Madison Metals Announces New Decentralized Uranium-Backed NFT to Challenge Futures Markets – Madison Metals (OTC:MMTLF)
Madison Metals MMTLF Chairman and CEO, Duane Parnham, has always been known as an innovator in mining. His latest gambit linking pounds-in-the-ground with non-fungible tokens (NFTs) is his latest idea to garner attention in the generally noisy world of uranium mining.
On September 30, Madison Metals announced the signing of a first-of-its-kind uranium forward sales agreement with Lux Partners Ltd. Lux Partners operates Lux networkthe first decentralized blockchain integrated with and powered by a network of regulated banking and remittance partners.
The five-year exclusive supply agreement provides for the delivery of up to 20 million pounds of U 3 O 8 from Madison’s uranium projects in Namibia following the commencement of commercial production. The fulfillment of the U 3 O 8 delivery would support the first ever uranium-backed non-fungible tokens. Lux will initially tokenize 7.65 million pounds of U 3 O 8 contributed by Madison to the Lux partnership, followed by a further 12.35 million pounds to be minted as conditions warrant.
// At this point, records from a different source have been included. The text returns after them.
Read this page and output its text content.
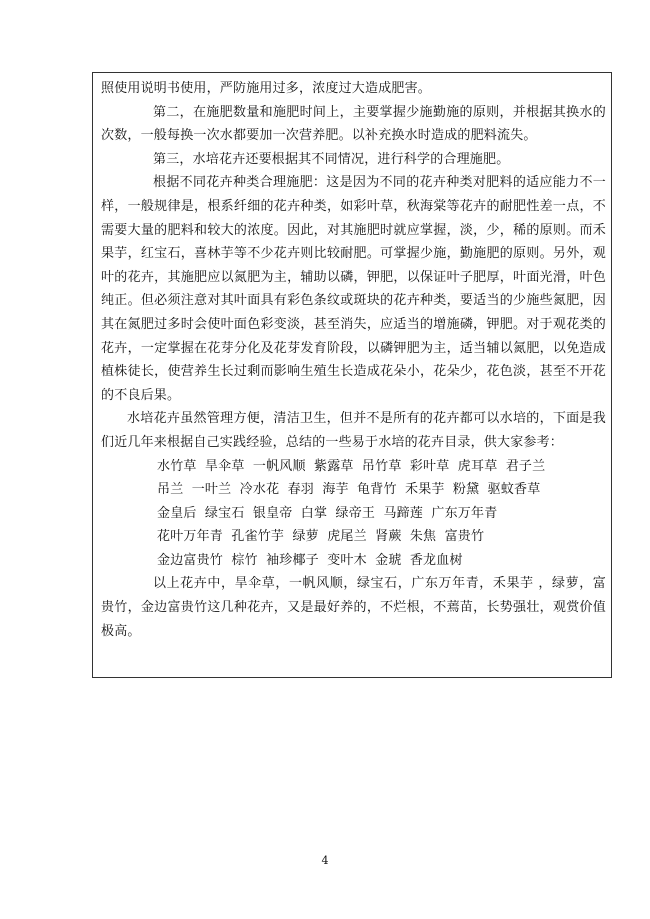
照使用说明书使用，严防施用过多，浓度过大造成肥害。

第二，在施肥数量和施肥时间上，主要掌握少施勤施的原则，并根据其换水的次数，一般每换一次水都要加一次营养肥。以补充换水时造成的肥料流失。

第三，水培花卉还要根据其不同情况，进行科学的合理施肥。

根据不同花卉种类合理施肥：这是因为不同的花卉种类对肥料的适应能力不一样，一般规律是，根系纤细的花卉种类，如彩叶草，秋海棠等花卉的耐肥性差一点，不需要大量的肥料和较大的浓度。因此，对其施肥时就应掌握，淡，少，稀的原则。而禾果芋，红宝石，喜林芋等不少花卉则比较耐肥。可掌握少施，勤施肥的原则。另外，观叶的花卉，其施肥应以氮肥为主，辅助以磷，钾肥，以保证叶子肥厚，叶面光滑，叶色纯正。但必须注意对其叶面具有彩色条纹或斑块的花卉种类，要适当的少施些氮肥，因其在氮肥过多时会使叶面色彩变淡，甚至消失，应适当的增施磷，钾肥。对于观花类的花卉，一定掌握在花芽分化及花芽发育阶段，以磷钾肥为主，适当辅以氮肥，以免造成植株徒长，使营养生长过剩而影响生殖生长造成花朵小，花朵少，花色淡，甚至不开花的不良后果。

水培花卉虽然管理方便，清洁卫生，但并不是所有的花卉都可以水培的，下面是我们近几年来根据自己实践经验，总结的一些易于水培的花卉目录，供大家参考：

水竹草 旱伞草 一帆风顺 紫露草 吊竹草 彩叶草 虎耳草 君子兰

吊兰 一叶兰 冷水花 春羽 海芋 龟背竹 禾果芋 粉黛 驱蚊香草

金皇后 绿宝石 银皇帝 白掌 绿帝王 马蹄莲 广东万年青

花叶万年青 孔雀竹芋 绿萝 虎尾兰 肾蕨 朱焦 富贵竹

金边富贵竹 棕竹 袖珍椰子 变叶木 金琥 香龙血树

以上花卉中，旱伞草，一帆风顺，绿宝石，广东万年青，禾果芋 ，绿萝，富贵竹，金边富贵竹这几种花卉，又是最好养的，不烂根，不蔫苗，长势强壮，观赏价值极高。

4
The tokenization of pounds in the ground has a myriad of benefits for Madison Metals and unitholders, such as:
• Exposing the unit owners to upside in the uranium market while earning additional fees from lending and liquidity
• Provide non-dilutive capital to the Company to explore, develop and mine its properties
• To potentially expand Madison’s investor base through exposure to investors in the crypto market
Currently, sales and deliveries of uranium are usually fulfilled via forward contracts. A futures contract is a customized contract between two parties to buy or sell an asset at a specified price at a future date. They can be used for hedging or speculation, although its non-standard nature makes it particularly suitable for hedging.
Similar to a futures contract, uranium contracts are also traded as futures market contracts on exchanges such as COMEX. Futures contracts consist of one delivery on a future defined date and typically priced at or near the published spot market price at the time of purchase. A futures contract involves both a buyer and a seller – similar to an options contract. However, unlike options that may become worthless at expiration, a buyer is obligated to purchase and receive the underlying asset and the seller of the futures contract is obligated to deliver and deliver the underlying asset when the contract expires.
Now, through the tokenization of their developing uranium deposit in Namibia, Madison Metals is bringing contracts to the blockchain. However, just like a traditional miner, its main obligation remains to deliver the futures contract obligations it has committed to through NFT issuance facilitated by Lux.